L’autre jour, j’ai craint le pire en voyant s’afficher le numéro de ma tante sur mon portable. Car ma tante est une tornade et si elle m’appelle à deux heures du matin ce n’est jamais pour me chanter une berceuse.
J’ai eu l’occasion de parler de ma tante dans de nombreux récits. Elle cite les politiques et les grands poètes sans avoir passé une fraction de seconde sous le toit d’une école.
Pour la présenter rapidement, à ceux qui ne savent encore rien d’elle, ma tante est née dans une petite ville, entre les contreforts du Moyen Atlas et ceux du Rif.
Fut un temps où je partageais avec elle non pas mon avis sur la Ligue arabe, mais le fruit de mes lectures. Elle connaît de nombreux auteurs et elle a une tendresse particulière pour l’auteur du Procès, elle aurait aimé le connaître, pour débattre avec lui, mais il est mort prématurément.
Lorsque, du haut de mes quinze ans, j’ai écrit une nouvelle qui s’inspirait de La Métamorphose, c’est à ma tante que je l’ai lue en premier et, critique avisée, elle m’a fait réécrire tout le texte qui a fini sa vie, sous une pierre blanche, dans le cimetière des textes inaboutis.
Ma tante a quelque chose d’un Don Quichotte.
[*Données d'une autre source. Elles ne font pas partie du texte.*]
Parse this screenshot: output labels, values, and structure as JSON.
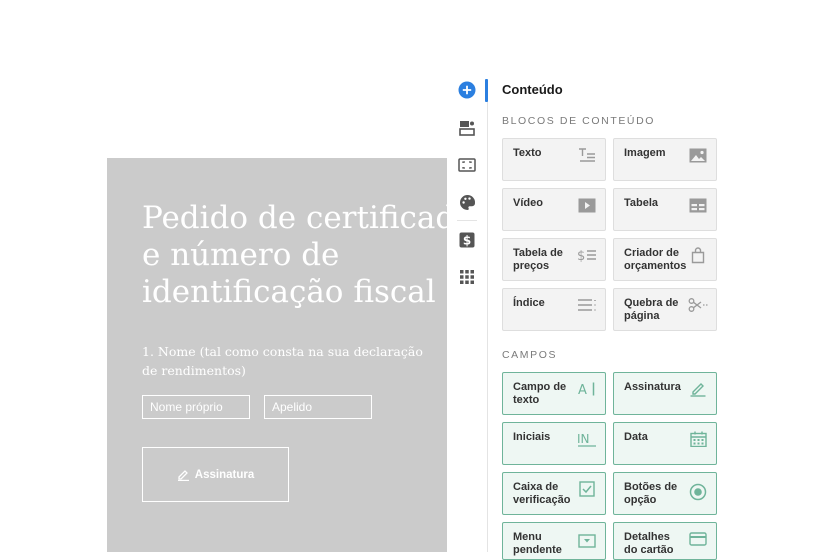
{
  "document": {
    "title": "Pedido de certificado\ne número de\nidentificação fiscal",
    "question": "1. Nome (tal como consta na sua declaração de rendimentos)",
    "first_name_placeholder": "Nome próprio",
    "last_name_placeholder": "Apelido",
    "signature_label": "Assinatura"
  },
  "rail": {
    "icons": [
      "plus-circle-icon",
      "layout-blocks-icon",
      "frame-icon",
      "palette-icon",
      "dollar-icon",
      "apps-grid-icon"
    ],
    "active": "plus-circle-icon",
    "accent": "#2b7fe0"
  },
  "panel": {
    "title": "Conteúdo",
    "content_section_label": "BLOCOS DE CONTEÚDO",
    "fields_section_label": "CAMPOS",
    "content_blocks": [
      {
        "label": "Texto",
        "icon": "text-icon"
      },
      {
        "label": "Imagem",
        "icon": "image-icon"
      },
      {
        "label": "Vídeo",
        "icon": "video-icon"
      },
      {
        "label": "Tabela",
        "icon": "table-icon"
      },
      {
        "label": "Tabela de preços",
        "icon": "price-table-icon"
      },
      {
        "label": "Criador de orçamentos",
        "icon": "quote-builder-icon"
      },
      {
        "label": "Índice",
        "icon": "toc-icon"
      },
      {
        "label": "Quebra de página",
        "icon": "page-break-icon"
      }
    ],
    "fields": [
      {
        "label": "Campo de texto",
        "icon": "text-field-icon"
      },
      {
        "label": "Assinatura",
        "icon": "signature-icon"
      },
      {
        "label": "Iniciais",
        "icon": "initials-icon"
      },
      {
        "label": "Data",
        "icon": "calendar-icon"
      },
      {
        "label": "Caixa de verificação",
        "icon": "checkbox-icon"
      },
      {
        "label": "Botões de opção",
        "icon": "radio-icon"
      },
      {
        "label": "Menu pendente",
        "icon": "dropdown-icon"
      },
      {
        "label": "Detalhes do cartão",
        "icon": "card-icon"
      }
    ],
    "field_color": "#6fb49a"
  }
}
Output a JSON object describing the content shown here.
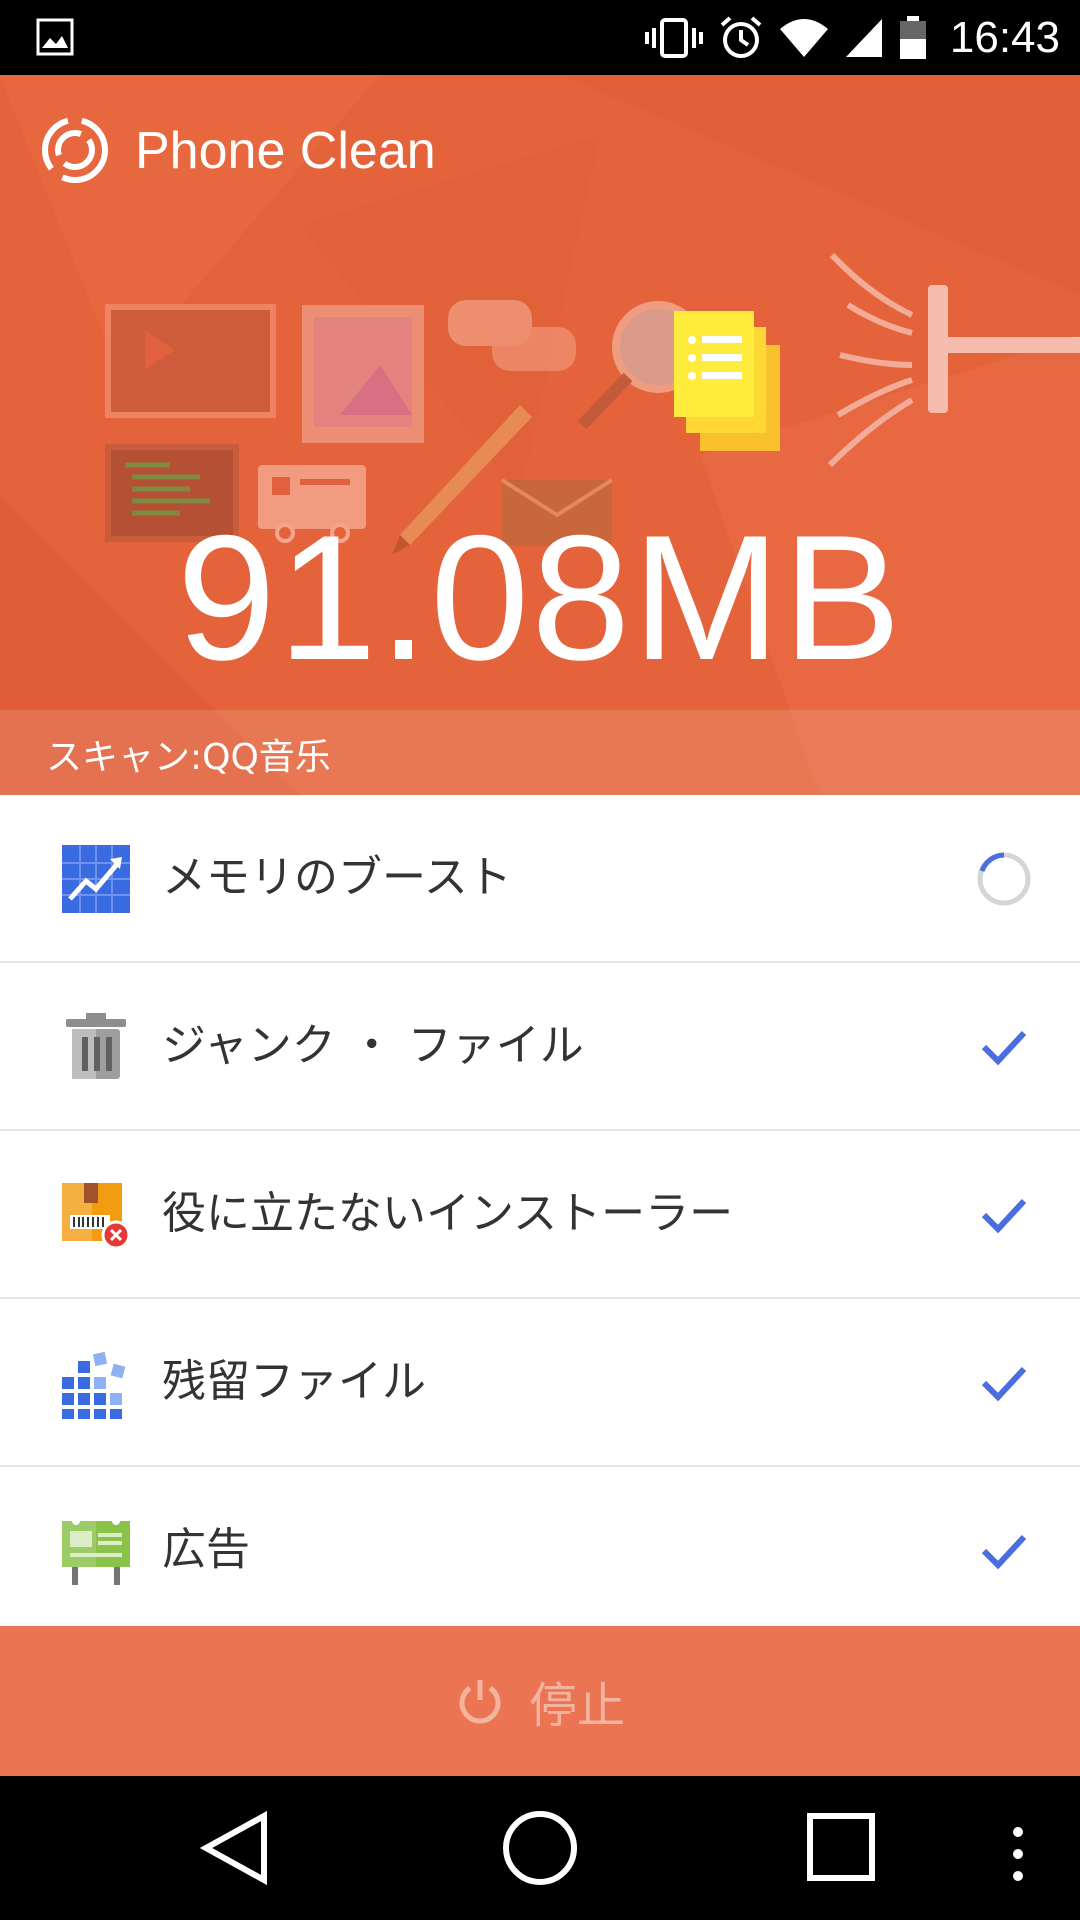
{
  "status_bar": {
    "time": "16:43",
    "icons": [
      "gallery-icon",
      "vibrate-icon",
      "alarm-icon",
      "wifi-icon",
      "signal-icon",
      "battery-icon"
    ]
  },
  "header": {
    "app_title": "Phone Clean",
    "scanned_size": "91.08MB",
    "scan_status": "スキャン:QQ音乐",
    "background_color": "#e5633b"
  },
  "scan_items": [
    {
      "label": "メモリのブースト",
      "icon": "memory-boost-icon",
      "status": "scanning"
    },
    {
      "label": "ジャンク ・ ファイル",
      "icon": "trash-icon",
      "status": "done"
    },
    {
      "label": "役に立たないインストーラー",
      "icon": "package-icon",
      "status": "done"
    },
    {
      "label": "残留ファイル",
      "icon": "residual-blocks-icon",
      "status": "done"
    },
    {
      "label": "広告",
      "icon": "billboard-icon",
      "status": "done"
    }
  ],
  "stop_button": {
    "label": "停止",
    "icon": "power-icon",
    "color": "#eb7553"
  },
  "accent_color": "#4a6ee0",
  "nav_bar": {
    "buttons": [
      "back-icon",
      "home-icon",
      "recents-icon",
      "menu-icon"
    ]
  }
}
Ce n’est pas pour rien que cet illustrissime personnage est devenu son héros. Elle le préfère aux losers qu’on peut trouver dans la littérature contemporaine. Elle n’a jamais caché le peu de sympathie qu’elle nourrit à l’encontre de ces gens enchifrenés et souffreteux. Pour elle, un héros est un héros. C’est quelqu’un qui a de la poigne et qui ne perd jamais. Il n’y a pas de place pour les antihéros dans le panthéon qu’elle s’est bâti à la gloire de ceux qui, comme elle, bravent tous les dangers. Combien d’heures et de particules de salive avons-nous dépensées à débattre sur la notion de héros! Pour ma tante, un héros peut, à l’image de Yukong, déplacer les montagnes.
J’ai passé d’innombrables nuits à lui raconter les exploits du Hidalgo de la Mancha. J’étais épuisé, certaines fois, mais elle voulait que je lui en dise plus. J’avoue avoir divagué par moments et raconté des choses qui n’avaient jamais figuré dans le livre de l’honorable Cervantès. C’est que je tombais de sommeil. Et notant cela, mon imagination avait œuvré pour me tirer d’affaire.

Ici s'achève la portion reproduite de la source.